Tonsil Size and Mallampati Score as Clinical Predictive Factors for Obstructive Sleep Apnea Severity in Children

Maen Zreaqat, Rozita Hassan, AR Samsudin, Yasser Stas, Abdulfatah Hanoun

Keywords : Mallampati score, Obstructive sleep apnea, Tonsil size

Citation Information : Zreaqat M, Hassan R, Samsudin A, Stas Y, Hanoun A. Tonsil Size and Mallampati Score as Clinical Predictive Factors for Obstructive Sleep Apnea Severity in Children. J Contemp Dent Pract 2021; 22 (7):850-853.
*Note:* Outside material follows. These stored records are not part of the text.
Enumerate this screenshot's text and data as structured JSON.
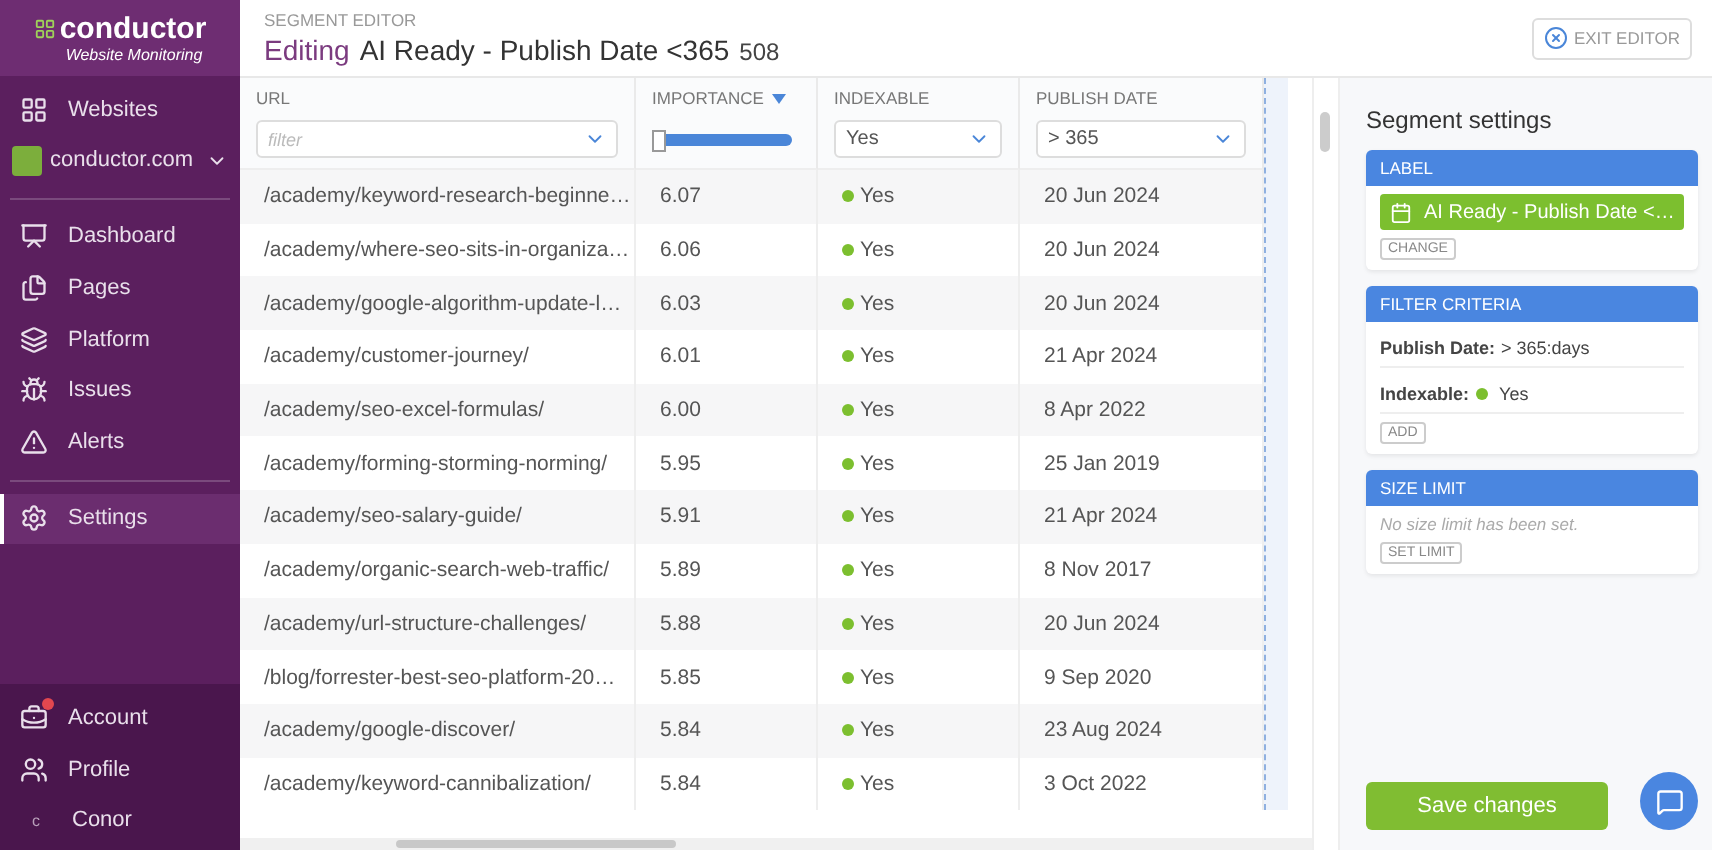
{
  "sidebar": {
    "logo": {
      "name": "conductor",
      "tagline": "Website Monitoring"
    },
    "websites": "Websites",
    "site": "conductor.com",
    "nav": [
      {
        "label": "Dashboard",
        "selected": false
      },
      {
        "label": "Pages",
        "selected": false
      },
      {
        "label": "Platform",
        "selected": false
      },
      {
        "label": "Issues",
        "selected": false
      },
      {
        "label": "Alerts",
        "selected": false
      },
      {
        "label": "Settings",
        "selected": true
      }
    ],
    "footer": [
      {
        "label": "Account",
        "kind": "account",
        "badge": true
      },
      {
        "label": "Profile",
        "kind": "profile",
        "badge": false
      },
      {
        "label": "Conor",
        "kind": "avatar",
        "initial": "c",
        "badge": false
      }
    ]
  },
  "header": {
    "section": "SEGMENT EDITOR",
    "mode": "Editing",
    "title": "AI Ready - Publish Date <365",
    "count": "508",
    "exit_button": "EXIT EDITOR"
  },
  "table": {
    "columns": [
      {
        "label": "URL",
        "sorted": false,
        "filter": {
          "kind": "text",
          "placeholder": "filter"
        }
      },
      {
        "label": "IMPORTANCE",
        "sorted": true,
        "filter": {
          "kind": "range",
          "level": 1
        }
      },
      {
        "label": "INDEXABLE",
        "sorted": false,
        "filter": {
          "kind": "select",
          "value": "Yes"
        }
      },
      {
        "label": "PUBLISH DATE",
        "sorted": false,
        "filter": {
          "kind": "select",
          "value": "> 365"
        }
      }
    ],
    "rows": [
      {
        "url": "/academy/keyword-research-beginne…",
        "importance": "6.07",
        "indexable": "Yes",
        "publish_date": "20 Jun 2024"
      },
      {
        "url": "/academy/where-seo-sits-in-organiza…",
        "importance": "6.06",
        "indexable": "Yes",
        "publish_date": "20 Jun 2024"
      },
      {
        "url": "/academy/google-algorithm-update-l…",
        "importance": "6.03",
        "indexable": "Yes",
        "publish_date": "20 Jun 2024"
      },
      {
        "url": "/academy/customer-journey/",
        "importance": "6.01",
        "indexable": "Yes",
        "publish_date": "21 Apr 2024"
      },
      {
        "url": "/academy/seo-excel-formulas/",
        "importance": "6.00",
        "indexable": "Yes",
        "publish_date": "8 Apr 2022"
      },
      {
        "url": "/academy/forming-storming-norming/",
        "importance": "5.95",
        "indexable": "Yes",
        "publish_date": "25 Jan 2019"
      },
      {
        "url": "/academy/seo-salary-guide/",
        "importance": "5.91",
        "indexable": "Yes",
        "publish_date": "21 Apr 2024"
      },
      {
        "url": "/academy/organic-search-web-traffic/",
        "importance": "5.89",
        "indexable": "Yes",
        "publish_date": "8 Nov 2017"
      },
      {
        "url": "/academy/url-structure-challenges/",
        "importance": "5.88",
        "indexable": "Yes",
        "publish_date": "20 Jun 2024"
      },
      {
        "url": "/blog/forrester-best-seo-platform-20…",
        "importance": "5.85",
        "indexable": "Yes",
        "publish_date": "9 Sep 2020"
      },
      {
        "url": "/academy/google-discover/",
        "importance": "5.84",
        "indexable": "Yes",
        "publish_date": "23 Aug 2024"
      },
      {
        "url": "/academy/keyword-cannibalization/",
        "importance": "5.84",
        "indexable": "Yes",
        "publish_date": "3 Oct 2022"
      }
    ]
  },
  "panel": {
    "title": "Segment settings",
    "label": {
      "heading": "LABEL",
      "tag": "AI Ready - Publish Date <…",
      "button": "CHANGE"
    },
    "filter": {
      "heading": "FILTER CRITERIA",
      "criteria": [
        {
          "name": "Publish Date:",
          "value": "> 365:days",
          "kind": "text"
        },
        {
          "name": "Indexable:",
          "value": "Yes",
          "kind": "dot"
        }
      ],
      "button": "ADD"
    },
    "size": {
      "heading": "SIZE LIMIT",
      "note": "No size limit has been set.",
      "button": "SET LIMIT"
    },
    "save_button": "Save changes"
  }
}
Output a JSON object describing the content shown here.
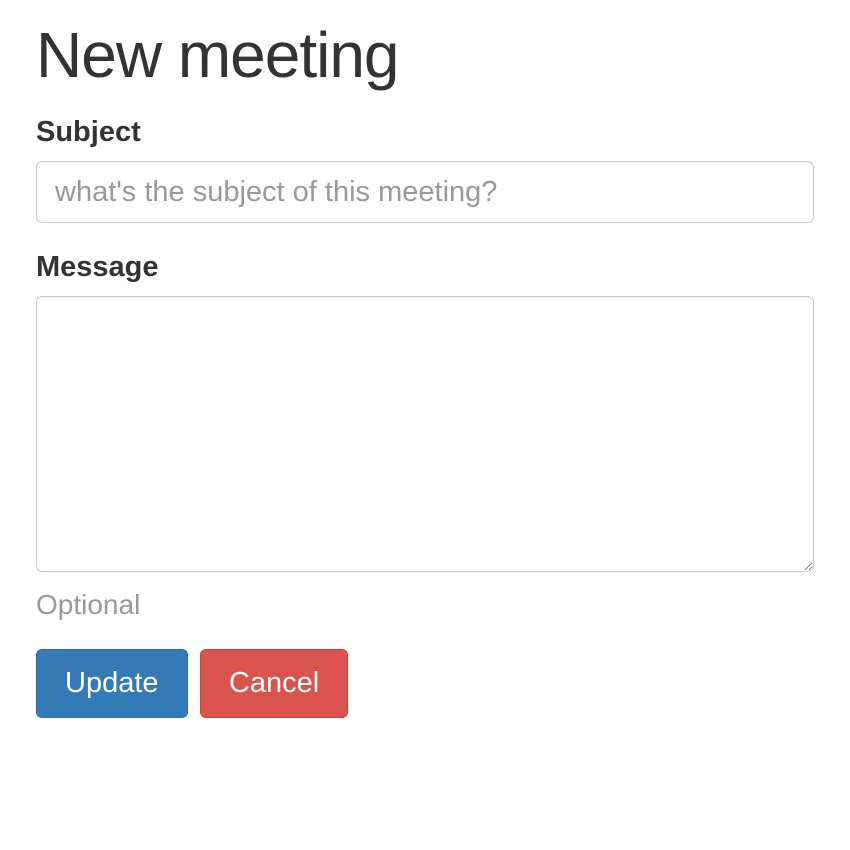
{
  "page": {
    "title": "New meeting"
  },
  "form": {
    "subject": {
      "label": "Subject",
      "placeholder": "what's the subject of this meeting?",
      "value": ""
    },
    "message": {
      "label": "Message",
      "value": "",
      "help": "Optional"
    }
  },
  "actions": {
    "submit_label": "Update",
    "cancel_label": "Cancel"
  }
}
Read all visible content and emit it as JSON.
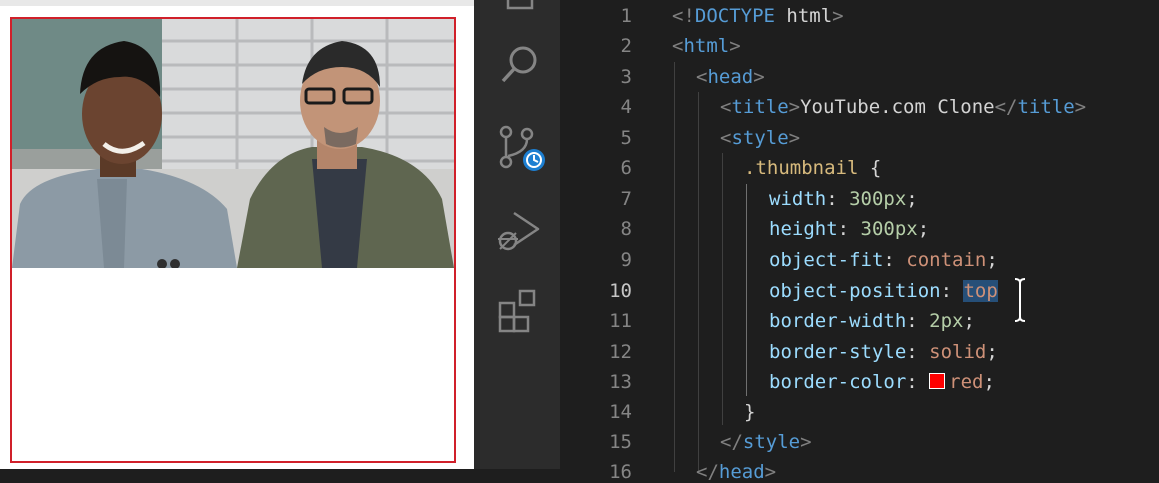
{
  "preview": {
    "thumbnail_alt": "Two men seated side by side, smiling",
    "border_color": "#d0202a"
  },
  "activity_bar": {
    "icons": [
      "explorer-icon",
      "search-icon",
      "source-control-icon",
      "run-debug-icon",
      "extensions-icon"
    ]
  },
  "editor": {
    "active_line": 10,
    "line_numbers": [
      "1",
      "2",
      "3",
      "4",
      "5",
      "6",
      "7",
      "8",
      "9",
      "10",
      "11",
      "12",
      "13",
      "14",
      "15",
      "16"
    ],
    "lines": {
      "l1": {
        "open": "<!",
        "doctype": "DOCTYPE",
        "rest": " html",
        "close": ">"
      },
      "l2": {
        "open": "<",
        "tag": "html",
        "close": ">"
      },
      "l3": {
        "open": "<",
        "tag": "head",
        "close": ">"
      },
      "l4": {
        "open": "<",
        "tag": "title",
        "close": ">",
        "text": "YouTube.com Clone",
        "end_open": "</",
        "end_tag": "title",
        "end_close": ">"
      },
      "l5": {
        "open": "<",
        "tag": "style",
        "close": ">"
      },
      "l6": {
        "selector": ".thumbnail",
        "brace": " {"
      },
      "l7": {
        "prop": "width",
        "colon": ": ",
        "value": "300px",
        "semi": ";"
      },
      "l8": {
        "prop": "height",
        "colon": ": ",
        "value": "300px",
        "semi": ";"
      },
      "l9": {
        "prop": "object-fit",
        "colon": ": ",
        "value": "contain",
        "semi": ";"
      },
      "l10": {
        "prop": "object-position",
        "colon": ": ",
        "value": "top",
        "semi": ""
      },
      "l11": {
        "prop": "border-width",
        "colon": ": ",
        "value": "2px",
        "semi": ";"
      },
      "l12": {
        "prop": "border-style",
        "colon": ": ",
        "value": "solid",
        "semi": ";"
      },
      "l13": {
        "prop": "border-color",
        "colon": ": ",
        "value": "red",
        "semi": ";",
        "swatch": "#ff0000"
      },
      "l14": {
        "brace": "}"
      },
      "l15": {
        "open": "</",
        "tag": "style",
        "close": ">"
      },
      "l16": {
        "open": "</",
        "tag": "head",
        "close": ">"
      }
    }
  }
}
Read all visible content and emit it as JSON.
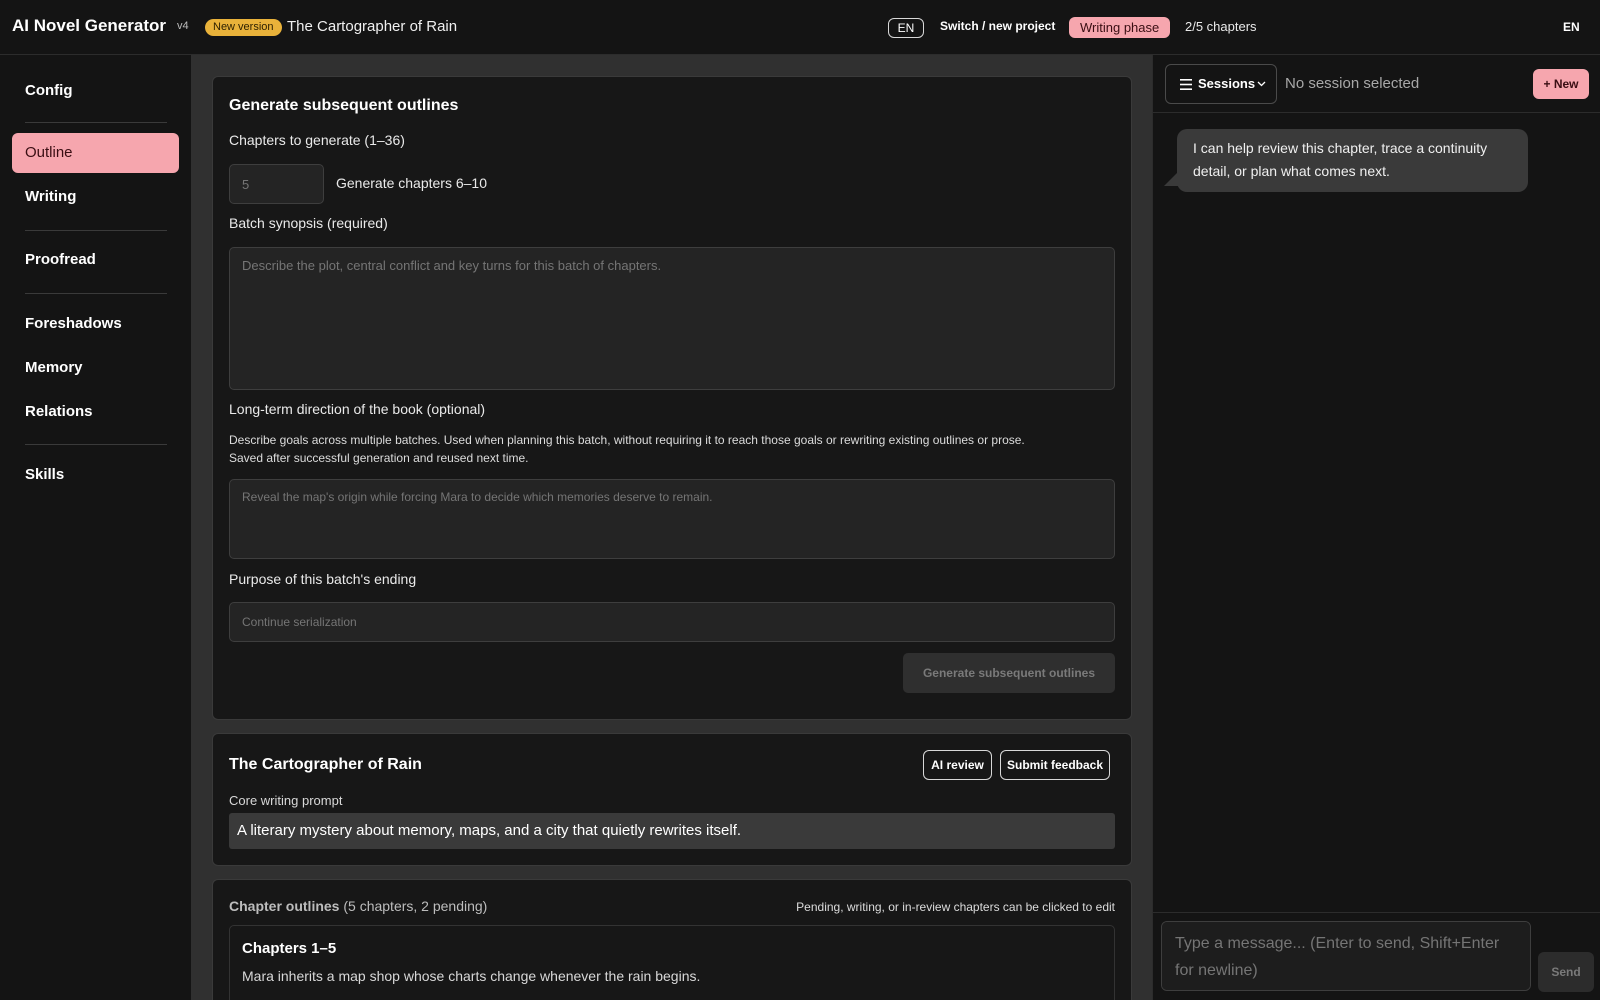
{
  "app": {
    "title": "AI Novel Generator",
    "version": "v4",
    "new_version_badge": "New version",
    "project_name": "The Cartographer of Rain",
    "language": "EN",
    "switch_project": "Switch / new project",
    "phase": "Writing phase",
    "chapters_progress": "2/5 chapters",
    "language_right": "EN"
  },
  "colors": {
    "accent": "#f6a6ae",
    "badge": "#e9b23a",
    "background": "#141414",
    "main_background": "#303030"
  },
  "sidebar": {
    "items": [
      {
        "label": "Config"
      },
      {
        "label": "Outline"
      },
      {
        "label": "Writing"
      },
      {
        "label": "Proofread"
      },
      {
        "label": "Foreshadows"
      },
      {
        "label": "Memory"
      },
      {
        "label": "Relations"
      },
      {
        "label": "Skills"
      }
    ],
    "active": "Outline"
  },
  "generate": {
    "title": "Generate subsequent outlines",
    "count_label": "Chapters to generate (1–36)",
    "count_placeholder": "5",
    "range_text": "Generate chapters 6–10",
    "synopsis_label": "Batch synopsis (required)",
    "synopsis_placeholder": "Describe the plot, central conflict and key turns for this batch of chapters.",
    "direction_label": "Long-term direction of the book (optional)",
    "direction_hint_1": "Describe goals across multiple batches. Used when planning this batch, without requiring it to reach those goals or rewriting existing outlines or prose.",
    "direction_hint_2": "Saved after successful generation and reused next time.",
    "direction_placeholder": "Reveal the map's origin while forcing Mara to decide which memories deserve to remain.",
    "ending_label": "Purpose of this batch's ending",
    "ending_placeholder": "Continue serialization",
    "submit_label": "Generate subsequent outlines"
  },
  "book": {
    "title": "The Cartographer of Rain",
    "ai_review": "AI review",
    "submit_feedback": "Submit feedback",
    "prompt_label": "Core writing prompt",
    "prompt_value": "A literary mystery about memory, maps, and a city that quietly rewrites itself."
  },
  "outlines": {
    "title": "Chapter outlines",
    "count": "(5 chapters, 2 pending)",
    "hint": "Pending, writing, or in-review chapters can be clicked to edit",
    "group_title": "Chapters 1–5",
    "group_summary": "Mara inherits a map shop whose charts change whenever the rain begins."
  },
  "chat": {
    "sessions_label": "Sessions",
    "no_session": "No session selected",
    "new_label": "+ New",
    "assistant_message": "I can help review this chapter, trace a continuity detail, or plan what comes next.",
    "input_placeholder": "Type a message... (Enter to send, Shift+Enter for newline)",
    "send_label": "Send"
  }
}
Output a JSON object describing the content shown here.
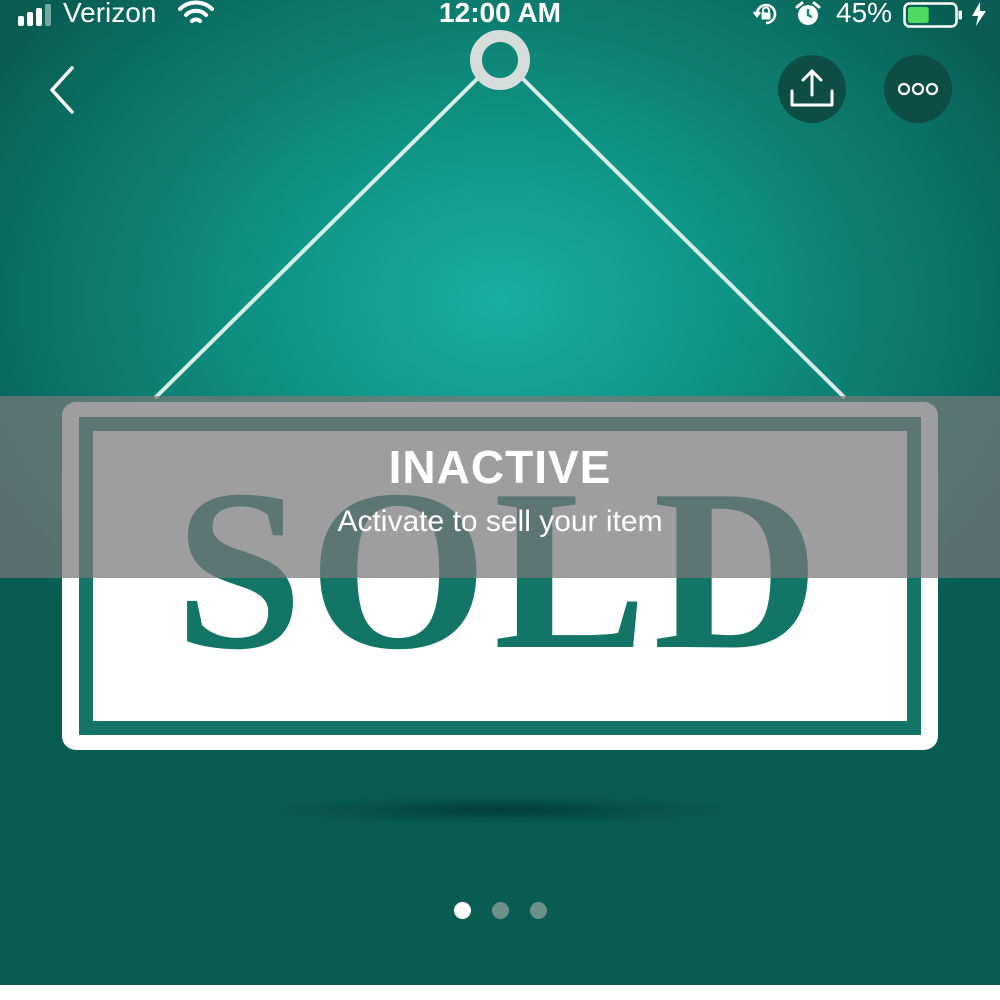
{
  "status_bar": {
    "carrier": "Verizon",
    "time": "12:00 AM",
    "battery_percent": "45%",
    "battery_level": 0.45,
    "icons": [
      "signal-icon",
      "wifi-icon",
      "rotation-lock-icon",
      "alarm-icon",
      "battery-icon",
      "charging-icon"
    ]
  },
  "nav": {
    "back_icon": "chevron-left-icon",
    "share_icon": "share-icon",
    "more_icon": "more-horizontal-icon"
  },
  "listing_image": {
    "sign_text": "SOLD"
  },
  "overlay": {
    "title": "INACTIVE",
    "subtitle": "Activate to sell your item"
  },
  "carousel": {
    "page_count": 3,
    "active_index": 0
  },
  "colors": {
    "teal_background": "#0f9283",
    "sign_text": "#137565",
    "overlay": "#787878",
    "button_background": "#0e4d44",
    "dot_active": "#ffffff",
    "dot_inactive": "#6c8f8a"
  }
}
DOI: 10.5005/jp-journals-10024-3148

License: CC BY-NC 4.0

Published Online: 28-09-2021

Copyright Statement:  Copyright © 2021; Jaypee Brothers Medical Publishers (P) Ltd.


Abstract

Aim and objective: The aim of this study was to determine the clinical utility of body mass index (BMI), tonsil size, and Mallampati scoring in predicting both the presence of and severity of pediatric obstructive sleep apnea (OSA). Materials and methods: This prospective cross-sectional study comprised 78 growing children in the age range of 11–14 years with polysomnography (PSG)-proven OSA and 86 non-OSA corresponding controls. BMI, tonsil size (Friedman grading scale), and Mallampati score were determined for both groups, and related differences were assessed with a t-test, while their independent association with OSA severity was tested with a regression analysis. Statistical significance was set at p < 0.05. Results: Male gender, BMI, tonsil size, and Mallampati score were significantly higher in the OSA group (p < 0.05). A significant correlation was recorded between the Mallampati score and OSA severity (p < 0.01), but not with BMI or tonsil size (p > 0.05). For every 1-point increase in the Mallampati scale, the apnea-hypopnea index (AHI) increased by more than five events per hour in the bivariate analysis and by more than three events per hour in the multivariate analysis. Conclusion: Male gender, increased BMI, high tonsil, and Mallampati scores were clinical indicators of the presence of OSA. However, only Mallampati scale had a significant association with OSA severity. Clinical diagnostic indicators should be established and encouraged especially in community-based studies. Clinical significance: Clinical diagnostic indicators are very useful in examining and screening children who are at risk of developing OSA as PSG is expensive and unsuitable for universal use in the pediatric population.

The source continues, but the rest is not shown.